Ruang Publik, Dunia Maya, dan Krisis Empati Sosial
Lainnnya | 2025-10-30 20:49:24Beberapa hari terakhir, jagat maya kembali dihebohkan oleh video seorang oknum polisi yang melakukan cat-calling terhadap perempuan di ruang publik. Peristiwa itu cepat sekali menyebar—direkam, diunggah, lalu jadi bahan pembicaraan di media sosial. Namun yang lebih menarik untuk dicermati bukan hanya perilaku pelaku, melainkan reaksi publik. Banyak orang yang menonton, merekam, bahkan berdebat di kolom komentar, tapi hanya sedikit yang benar-benar bertanya: mengapa empati dan kesadaran sosial kita seolah makin menipis?

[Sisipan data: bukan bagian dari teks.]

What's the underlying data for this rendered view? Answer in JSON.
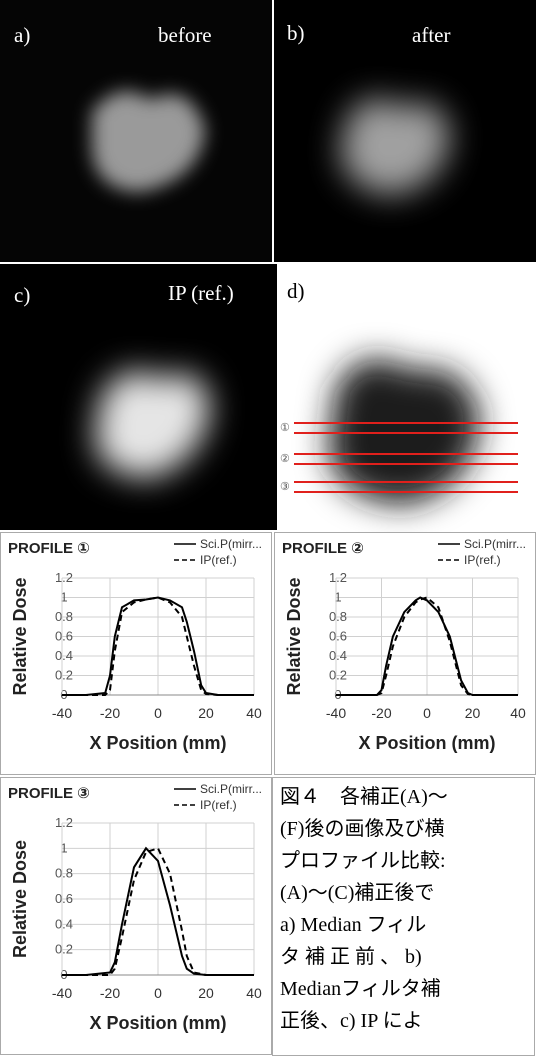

Fenomena ini memperlihatkan wajah baru masyarakat modern yang hidup di antara dua dunia: dunia maya yang serba cepat, dan dunia nyata yang makin sunyi secara sosial. Kita hidup di masa di mana interaksi sosial lebih sering terjadi lewat story dan chat daripada tatapan mata dan percakapan langsung. Kafe yang dulu menjadi tempat bercengkerama kini berubah menjadi ruang privat digital, di mana setiap orang hadir secara fisik, tetapi sibuk dengan dunianya sendiri di layar ponsel.
Dalam kacamata sosiologi, ini merupakan gejala disengagement sosial — suatu kondisi ketika manusia perlahan menarik diri dari hubungan tatap muka dan menggantinya dengan interaksi daring. Dunia digital memang menawarkan rasa aman: tidak ada tatapan menilai, tidak ada jeda canggung, dan kita bisa mengontrol citra diri sesuka hati. Namun di balik kenyamanan itu, ada jarak yang makin melebar antara manusia dan kemanusiaannya.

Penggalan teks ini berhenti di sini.